Snakemake how to use glob_wilcards properly

1

Entering edit mode

3.7 years ago

Peter Chung ▴ 210

I have many paired fastq files and I have a problem on after running trim_galore package, as it named the fastq files with _1_val_1 and _2_val_2, for example: AD50_CTGATCGTA_1_val_1.fq.gz and AD50_CTGATCGTA_2_val_2.fq.gz.

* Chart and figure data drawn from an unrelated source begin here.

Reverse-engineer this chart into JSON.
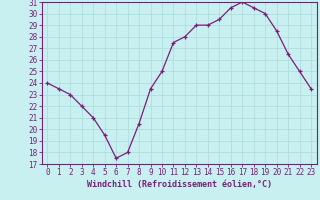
{
  "x": [
    0,
    1,
    2,
    3,
    4,
    5,
    6,
    7,
    8,
    9,
    10,
    11,
    12,
    13,
    14,
    15,
    16,
    17,
    18,
    19,
    20,
    21,
    22,
    23
  ],
  "y": [
    24,
    23.5,
    23,
    22,
    21,
    19.5,
    17.5,
    18,
    20.5,
    23.5,
    25,
    27.5,
    28,
    29,
    29,
    29.5,
    30.5,
    31,
    30.5,
    30,
    28.5,
    26.5,
    25,
    23.5
  ],
  "line_color": "#7B1E7B",
  "marker": "+",
  "bg_color": "#c8f0f0",
  "grid_color": "#b0dede",
  "xlabel": "Windchill (Refroidissement éolien,°C)",
  "xlabel_fontsize": 6.0,
  "tick_fontsize": 5.5,
  "ylim": [
    17,
    31
  ],
  "xlim": [
    -0.5,
    23.5
  ],
  "yticks": [
    17,
    18,
    19,
    20,
    21,
    22,
    23,
    24,
    25,
    26,
    27,
    28,
    29,
    30,
    31
  ],
  "xticks": [
    0,
    1,
    2,
    3,
    4,
    5,
    6,
    7,
    8,
    9,
    10,
    11,
    12,
    13,
    14,
    15,
    16,
    17,
    18,
    19,
    20,
    21,
    22,
    23
  ]
}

I would like continue snakemake and use

import os
import snakemake.io
import glob

DIR="AD50"
(SAMPLES,READS,) = glob_wildcards(DIR+"{sample}_{read}.fq.gz")
READS=["1","2"]

rule all:
    input:
        expand(DIR+"{sample}_dedup_{read}.fq.gz",sample=SAMPLES,read=READS)

rule clumpify:
    input:
        r1=DIR+"{sample}_1_val_1.fq.gz",
        r2=DIR+"{sample}_2_val_2.fq.gz"
    output:
        r1out=DIR+"{sample}_dedup_1.fq.gz",
        r2out=DIR+"{sample}_dedup_2.fq.gz"
    shell:
        "clumpify.sh in={input.r1} in2={input.r2} out={output.r1out} out2={output.r2out} dedupe subs=0"

and the error is:

Building DAG of jobs...
MissingInputException in line 13 of /home/peterchung/Desktop/Rerun-Result/clumpify.smk:
Missing input files for rule clumpify:
AD50/AD50_CTGATCGTA_2_val_2_val_2.fq.gz
AD50/AD50_CTGATCGTA_2_val_1_val_1.fq.gz

I tired another way, somehow the closest is that it detected the missing input like AD50_CTGATCGTA_1_val_2.fq.gz and AD50_CTGATCGTA_2_val_1.fq.gz which is not exist.

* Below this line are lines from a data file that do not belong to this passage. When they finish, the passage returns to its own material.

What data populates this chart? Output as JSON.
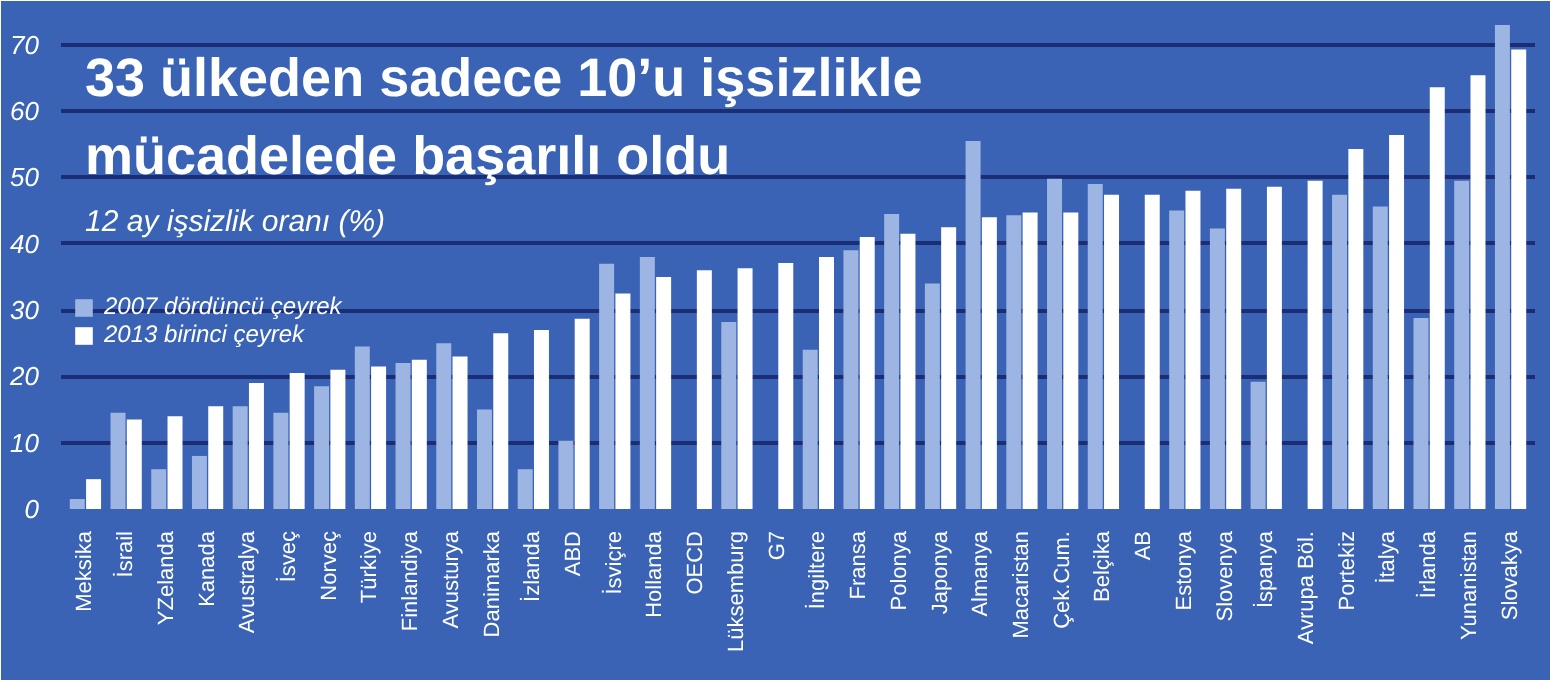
{
  "chart_data": {
    "type": "bar",
    "title": "33 ülkeden sadece 10’u işsizlikle mücadelede başarılı oldu",
    "subtitle": "12 ay işsizlik oranı (%)",
    "categories": [
      "Meksika",
      "İsrail",
      "YZelanda",
      "Kanada",
      "Avustralya",
      "İsveç",
      "Norveç",
      "Türkiye",
      "Finlandiya",
      "Avusturya",
      "Danimarka",
      "İzlanda",
      "ABD",
      "İsviçre",
      "Hollanda",
      "OECD",
      "Lüksemburg",
      "G7",
      "İngiltere",
      "Fransa",
      "Polonya",
      "Japonya",
      "Almanya",
      "Macaristan",
      "Çek.Cum.",
      "Belçika",
      "AB",
      "Estonya",
      "Slovenya",
      "İspanya",
      "Avrupa Böl.",
      "Portekiz",
      "İtalya",
      "İrlanda",
      "Yunanistan",
      "Slovakya"
    ],
    "series": [
      {
        "name": "2007 dördüncü çeyrek",
        "color": "#9db5e3",
        "values": [
          1.5,
          14.5,
          6,
          8,
          15.5,
          14.5,
          18.5,
          24.5,
          22,
          25,
          15,
          6,
          10.3,
          37,
          38,
          null,
          28.2,
          null,
          24,
          39,
          44.5,
          34,
          55.5,
          44.3,
          49.8,
          49,
          null,
          45,
          42.3,
          19.2,
          null,
          47.4,
          45.6,
          28.8,
          49.5,
          73
        ]
      },
      {
        "name": "2013 birinci çeyrek",
        "color": "#ffffff",
        "values": [
          4.5,
          13.5,
          14,
          15.5,
          19,
          20.5,
          21,
          21.5,
          22.5,
          23,
          26.5,
          27,
          28.7,
          32.5,
          35,
          36,
          36.3,
          37.1,
          38,
          41,
          41.5,
          42.5,
          44,
          44.7,
          44.7,
          47.4,
          47.4,
          48,
          48.3,
          48.6,
          49.5,
          54.3,
          56.4,
          63.6,
          65.4,
          69.3
        ]
      }
    ],
    "ylim": [
      0,
      76
    ],
    "yticks": [
      0,
      10,
      20,
      30,
      40,
      50,
      60,
      70
    ],
    "grid": "y",
    "legend": "left"
  }
}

I am not sure the glob_wildcards function I used properly since there are many underscore in it. I tired:

 glob_wildcards(DIR+"{sample}_{read}_val_{read}.fq.gz")

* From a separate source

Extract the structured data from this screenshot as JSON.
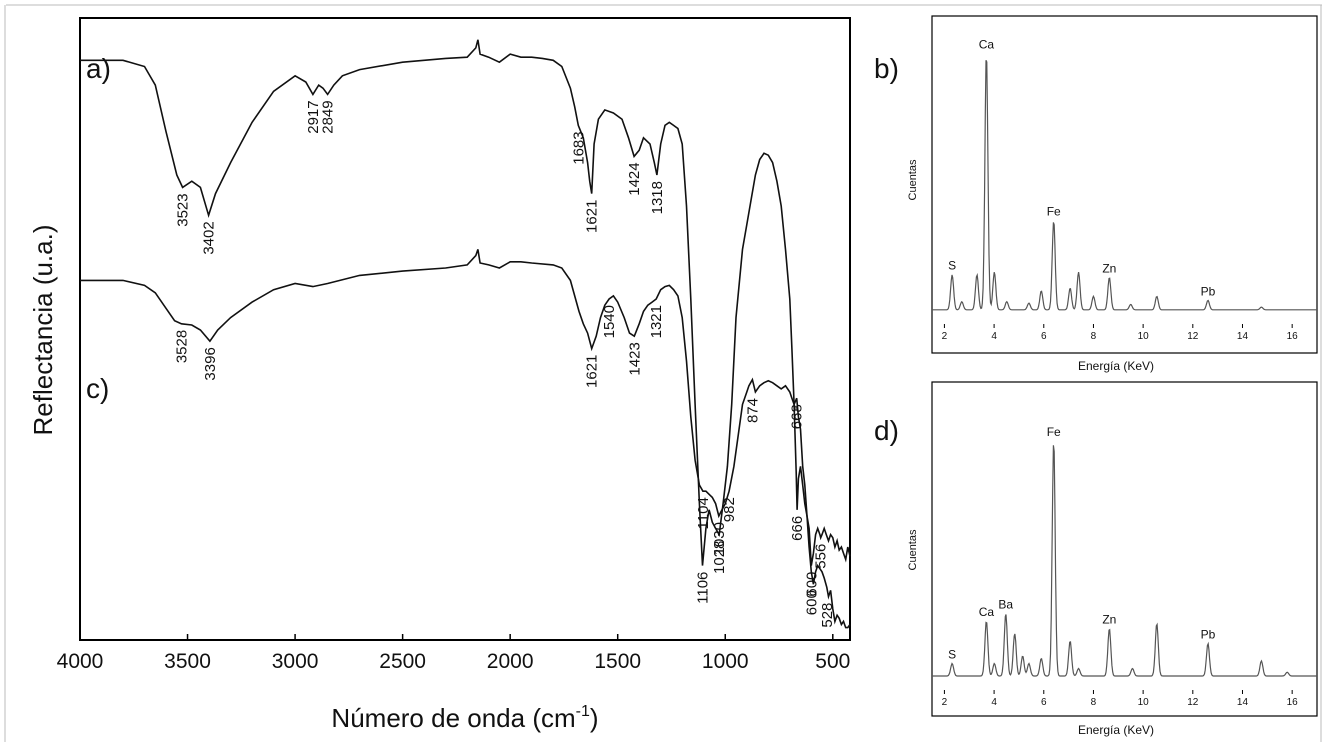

but it did not work as well.

glob wildcards snakemake python • 3.3k views

ADD COMMENT • link 3.7 years ago by Peter Chung ▴ 210

score 0 · Answer 1 · 2021-03-31

If it's not too late and if feasible for you, I would run trim_galore within your snakefile. That is, add a rule that takes in input the raw fastq files and produces the trimmed *_val_* files. Maybe something like:

rule trim_galore:
    input:
        r1= DIR+"{sample}_1.fq.gz",
        r2= DIR+"{sample}_2.fq.gz",
    output:
        r1=DIR+"{sample}_1_val_1.fq.gz",
        r2=DIR+"{sample}_2_val_2.fq.gz",
    shell:
        r"""
        trim_galore ... {input} {output} 
        """

If you have trimmed files and you don't want to do the trimming again, make sure they are in a directory consistent with the code in the snakefile. Snakemake complains that it cannot find AD50/AD50_CTGATCGTA_2_val_2_val_2.fq.gz. So, where do you have the trimmed files and how are they named? Showing the command line you use to run snakemake would also help.